I know I have to demonstrate that it has no period, but I'll be so thankful if someone can explain very clear, including all cases.
 A: $0.23571113...$ is known as the Copeland–Erdős constant and it is given by: $$
    \displaystyle \sum_{n=1}^\infty p_n 10^{-\left( n + \sum\limits_{k=1}^n \left\lfloor \log_{10}{p_k}\right\rfloor \right)} .$$ Here are two proofs given in Hardy's book An Introduction to the Theory of Numbers (p. 113) that shows that it is irrational:
$\phantom{}1)$ Let us assume that any arithmetical progression of the form $$k10^{\,s+1}+1\quad(k=1,2,3,\ldots)$$ contains
primes. Then there are primes whose expressions in the decimal
system contain an arbitrary number $s$ of $\rm O$ 's, followed by a $1$. Since
the decimal
contains such sequences,
it does not terminate or recur.
$\phantom{}2)$ Let us assume that there is a prime between $N$ and $10N$ for every
$N \geqslant 1$. Then, given $s$, there are primes with just $s$ digits. If the decimal recurs, it is of the form  $$... a_
1 a_ 2 ...a_ k |a_ 1 a_ 2 ...a_ k |...$$ the bars indicating the period, and the first being placed where the
first period begins. We can choose $l\gt1$ so that
all primes with $s = kl$
digits stand later in the decimal than the first bar. If $p$ is the first such
prime, then it must be of one of the forms  $$p = a_ 1 a_ 2 ...a_ k |a_ l a_ 2 ...a _k| ...|a _1 a_ 2 ...a_ k$$
or $$p
=
a_ {m+1} ..a_ k| a _1 a_ 2 ...a_ k| ...|a_ l a _2 ...a _k| a _l a _2 ...a_ m$$
and is divisible by $a$, $a_2 ...a_k$ or by $a_{m+1} ..a_k a$, $a_2 ...a_m$
: a contradiction.
The first proof follows from a special case of Dirichlet's theorem and the second from a theorem stating that for every $N\geqslant1$ there is at least one prime satisfying $N <
p\leqslant2N$. It
follows, a fortiori, that $N < p < 10N$.
A: Suppose this were to start repeating after some point with a period $N$. Beyond this point, for any $k$ there are at most $N$ different strings of length $k$ appearing in the repeating part. So it is enough to show that for large values of $k$  we have more than $N$ primes with $k$ digits. The prime number theorem tells us to expect the number of primes with $k$ digits to be on the order of $\frac{10^k}{k}$, so in particular for $k >> 0$ we can make this bigger than any $N$.
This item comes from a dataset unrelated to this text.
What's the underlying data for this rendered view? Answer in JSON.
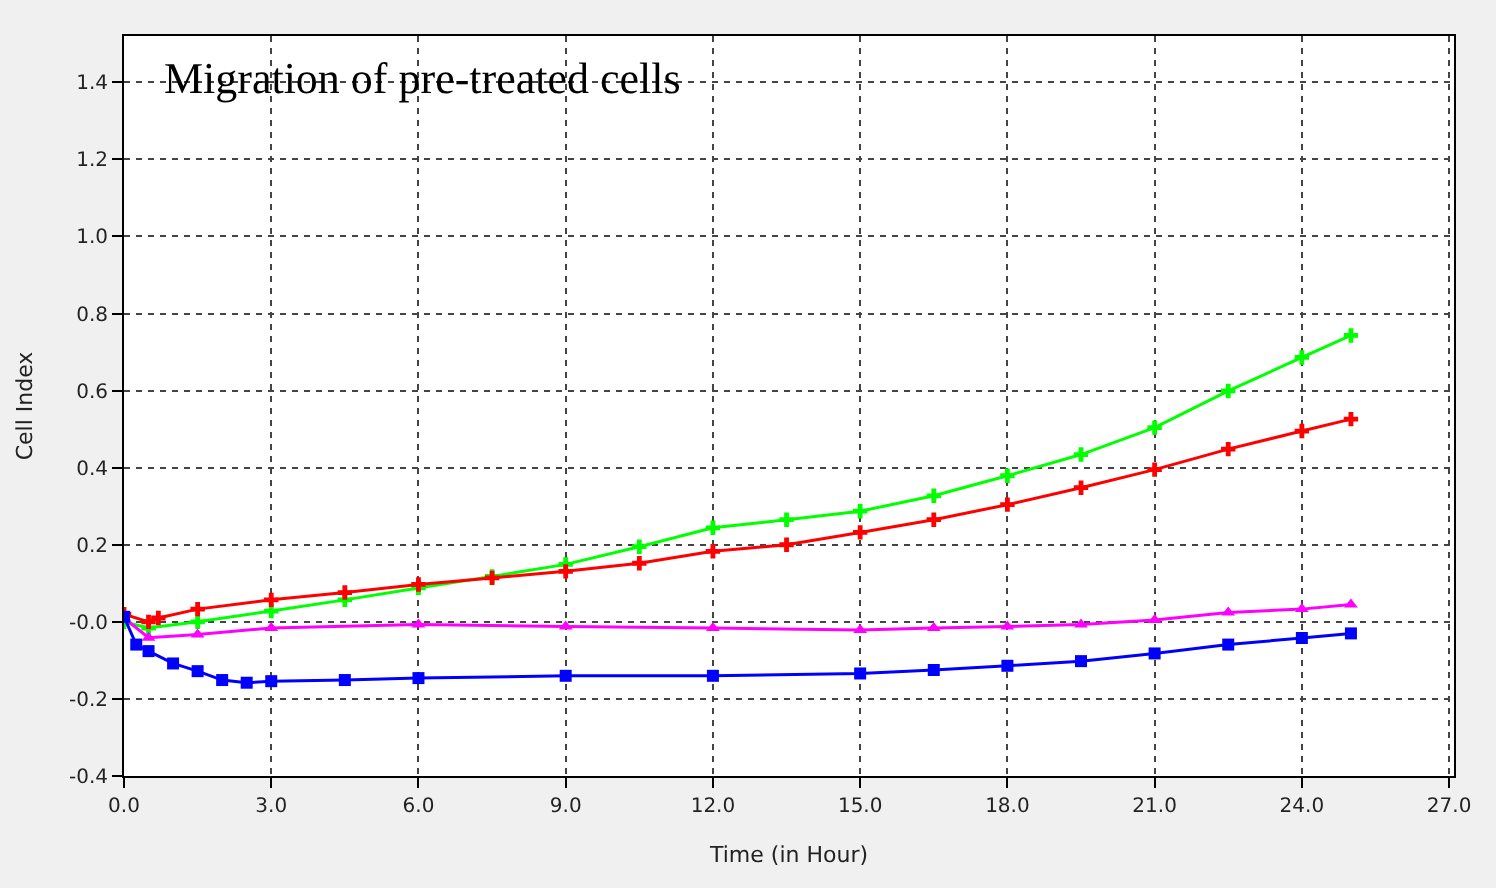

A: Suppose this number is eventually periodic with a period length of $L$. Then eventually we have infinitely many primes in the sequence such that $P > 10^L$, and for some $P$, $10^{nL} > P \geq 10^{nL - 1}$ (in other words we can find a prime whose digit length is nL, a multiple of L)$^{[1]}$. Then since P has a digit length which is a multiple of L, we can write:
$$P = R \cdot 10^{L(n - 1)} + R \cdot 10^{L(n - 2)} + \cdots + R$$
Where $R$ is the repeating sequence. But then $R|P$, and $P$ is not prime, a contradiction.
[1] This is justified by Bertrand's postulate, see the comments in this answer.
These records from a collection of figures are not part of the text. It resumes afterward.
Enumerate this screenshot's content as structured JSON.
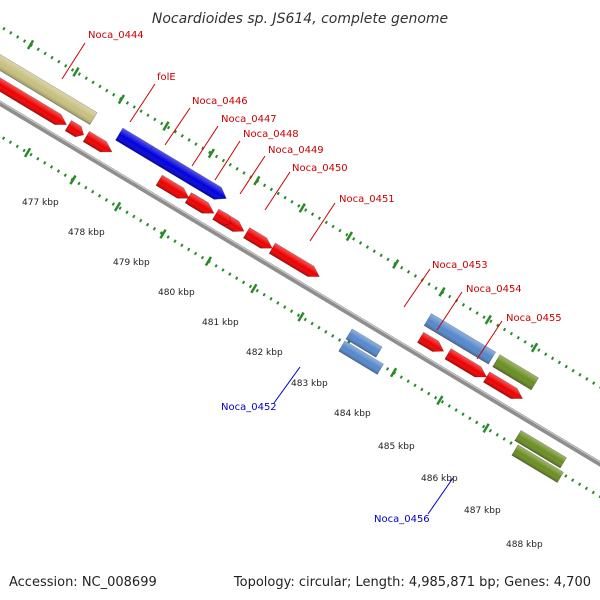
{
  "title": "Nocardioides sp. JS614, complete genome",
  "footer": {
    "accession": "Accession: NC_008699",
    "summary": "Topology: circular; Length: 4,985,871 bp; Genes: 4,700"
  },
  "colors": {
    "background": "#ffffff",
    "backbone": "#9a9a9a",
    "tick": "#2a8a2a",
    "forward_label": "#cc0000",
    "reverse_label": "#0000cc"
  },
  "ticks": [
    "477 kbp",
    "478 kbp",
    "479 kbp",
    "480 kbp",
    "481 kbp",
    "482 kbp",
    "483 kbp",
    "484 kbp",
    "485 kbp",
    "486 kbp",
    "487 kbp",
    "488 kbp"
  ],
  "genes": [
    {
      "id": "noca_0444",
      "label": "Noca_0444",
      "color": "#c8c080",
      "strand": "forward"
    },
    {
      "id": "fole",
      "label": "folE",
      "color": "#0000dd",
      "strand": "forward"
    },
    {
      "id": "noca_0446",
      "label": "Noca_0446",
      "color": "#0000dd",
      "strand": "forward"
    },
    {
      "id": "noca_0447",
      "label": "Noca_0447",
      "color": "#ee0000",
      "strand": "forward"
    },
    {
      "id": "noca_0448",
      "label": "Noca_0448",
      "color": "#ee0000",
      "strand": "forward"
    },
    {
      "id": "noca_0449",
      "label": "Noca_0449",
      "color": "#ee0000",
      "strand": "forward"
    },
    {
      "id": "noca_0450",
      "label": "Noca_0450",
      "color": "#ee0000",
      "strand": "forward"
    },
    {
      "id": "noca_0451",
      "label": "Noca_0451",
      "color": "#ee0000",
      "strand": "forward"
    },
    {
      "id": "noca_0452",
      "label": "Noca_0452",
      "color": "#5588cc",
      "strand": "reverse"
    },
    {
      "id": "noca_0453",
      "label": "Noca_0453",
      "color": "#5588cc",
      "strand": "forward"
    },
    {
      "id": "noca_0454",
      "label": "Noca_0454",
      "color": "#6b8e23",
      "strand": "forward"
    },
    {
      "id": "noca_0455",
      "label": "Noca_0455",
      "color": "#ee0000",
      "strand": "forward"
    },
    {
      "id": "noca_0456",
      "label": "Noca_0456",
      "color": "#6b8e23",
      "strand": "reverse"
    }
  ]
}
A: Not really formal but should point you in the right direction. Well let's suppose there is a period. Then the period would be $n$ digits long. Now I can find a prime that is longer than $n$ and therefore I cannot have a finite period. 
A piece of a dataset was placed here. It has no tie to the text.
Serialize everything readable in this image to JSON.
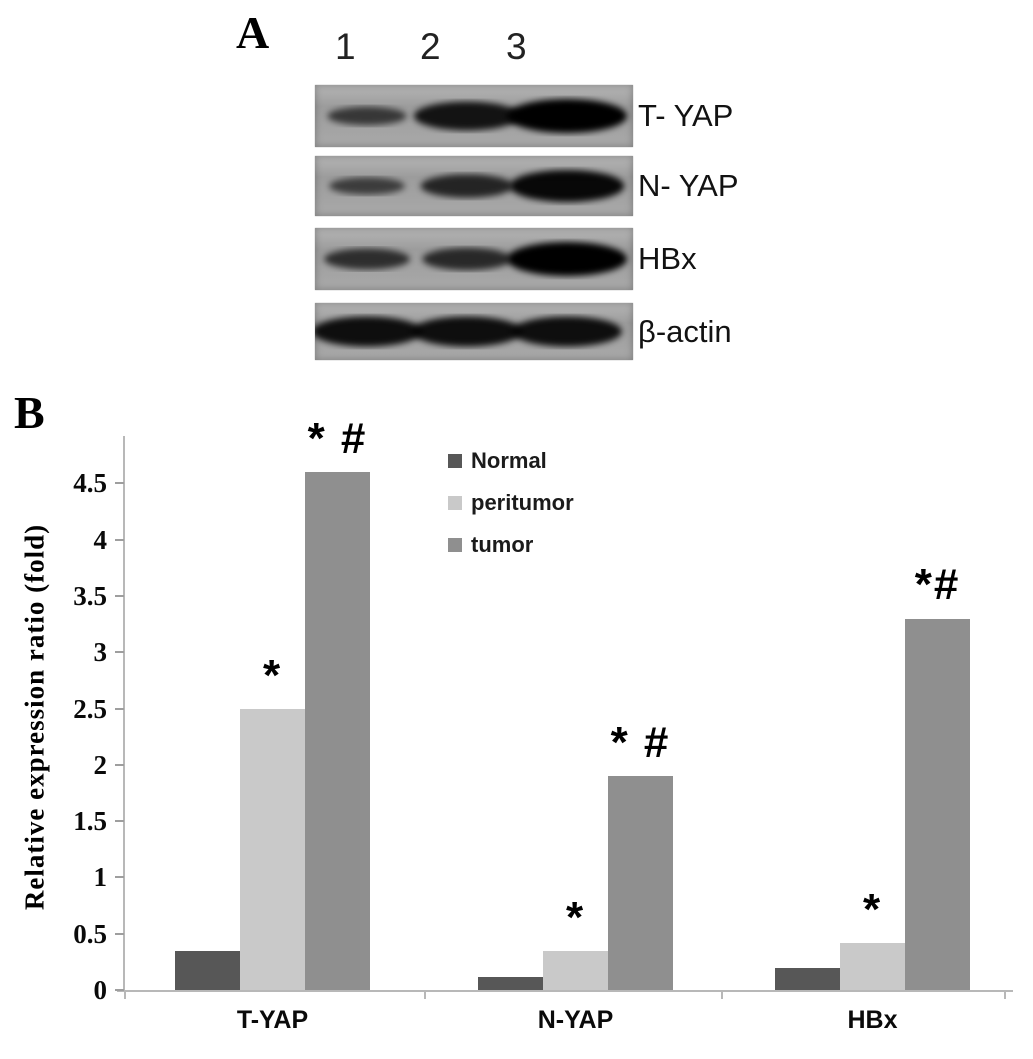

A: We use Dirichlet's Theorem on primes in arithmetic progressions. Let $A_k$ be the number whose decimal expansion consists of $k$ consecutive $1$'s. The numbers $A_k$ and $10^{k+1}$ are relatively prime. It follows by Dirichlet's Theorem that there are infinitely many primes of the shape $A_k +n\cdot 10^{k+1}$. Such a prime has $k$ consecutive $1$'s at the left end of its decimal expansion.
Thus your number has strings of consecutive $1$'s of arbitrary length. By another simpler application of Dirichlet's Theorem, the number has non-$1$'s arbitrarily far in its decimal expansion. Thus the decimal expansion cannot be ultimately periodic.